Deshalb ist die Grundform die zumindest auf ps.de propagiert wird "Erlerne erstmal nen soliden TAG style und loose dann langsam auf, da auf den micro/lowstakes sogar viele bis in die highstakes mit dem TAG style solide winner sind". Allerdings "muss" ps.de dies auch machen, da sie sich auf die Masse konzentrieren und die meisten Anfänger ergebnisorientiert sind und nicht longterm denken, und außerdem ps.de ihre Rakeslaven nicht verlieren will, d.h lieber nitty massgrinder als LAG losingplayer die schnell aufhören zu spielen
Die Frage ist wieso nicht auch als "Beginner" loose spielen und somit in ekelhafte spots kommen aus denen man allerdings viel lernt. Um so öfter man in marginale spots kommt desto mehr wird man gezwungen über sein Spiel nachzudenken und man lernt viel mehr und schneller mit dem Preis am Anfang sicher Lehrgeld zu bezahlen und viele Fehler zu machen. Allerdings hält sich dieses Lehrgeld rein monetär gesehen in Grenzen. Eine solche Empfehlung findet man oft auf DC, BFP etc...

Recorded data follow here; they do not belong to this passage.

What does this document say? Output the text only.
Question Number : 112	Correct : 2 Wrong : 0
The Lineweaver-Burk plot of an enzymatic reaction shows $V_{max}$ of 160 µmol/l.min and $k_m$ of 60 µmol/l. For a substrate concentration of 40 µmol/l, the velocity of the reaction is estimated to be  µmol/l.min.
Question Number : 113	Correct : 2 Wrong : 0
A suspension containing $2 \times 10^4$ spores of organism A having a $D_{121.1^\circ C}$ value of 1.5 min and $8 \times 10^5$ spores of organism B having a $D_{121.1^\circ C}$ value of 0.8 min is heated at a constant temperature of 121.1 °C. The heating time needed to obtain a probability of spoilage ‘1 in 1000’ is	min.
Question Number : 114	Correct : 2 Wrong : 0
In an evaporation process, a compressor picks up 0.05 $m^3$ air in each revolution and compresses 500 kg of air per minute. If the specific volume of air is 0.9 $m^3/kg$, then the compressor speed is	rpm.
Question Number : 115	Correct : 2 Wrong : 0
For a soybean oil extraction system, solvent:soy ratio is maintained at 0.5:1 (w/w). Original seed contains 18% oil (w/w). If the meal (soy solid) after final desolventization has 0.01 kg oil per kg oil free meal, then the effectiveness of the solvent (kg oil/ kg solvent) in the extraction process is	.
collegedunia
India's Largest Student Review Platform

Oft hört man ja auch LAG style auf den micros/lowstakes bringt es nicht weil die Gegner sowieso nicht folden, aber zu einem LAG style gehört ja nicht nur rumzuballern sondern die Gegner in marginale spots bringen wo sie überfordert sind und Fehler machen. Deshalb werden ja auch viele -EV plays durch den Postflop EV zu +EV moves, da die Gegner nicht richtig adapten und viel mehr Fehler machen, d.h zu loose downcallen oder in den falschen spots broke gehen etc.
Ich will damit gar nicht sagen dass ein "TAG" nicht outofthebox denken kann oder sich sicke postflop skills aneignen kann, selbst über das Spiel nachdenken und es verstehen ist ja für jeden eine essentielle Komponente. Allerdings wird man meiner Meinung nach wenn man looser spielt schneller dazu "gezwungen" es zu machen.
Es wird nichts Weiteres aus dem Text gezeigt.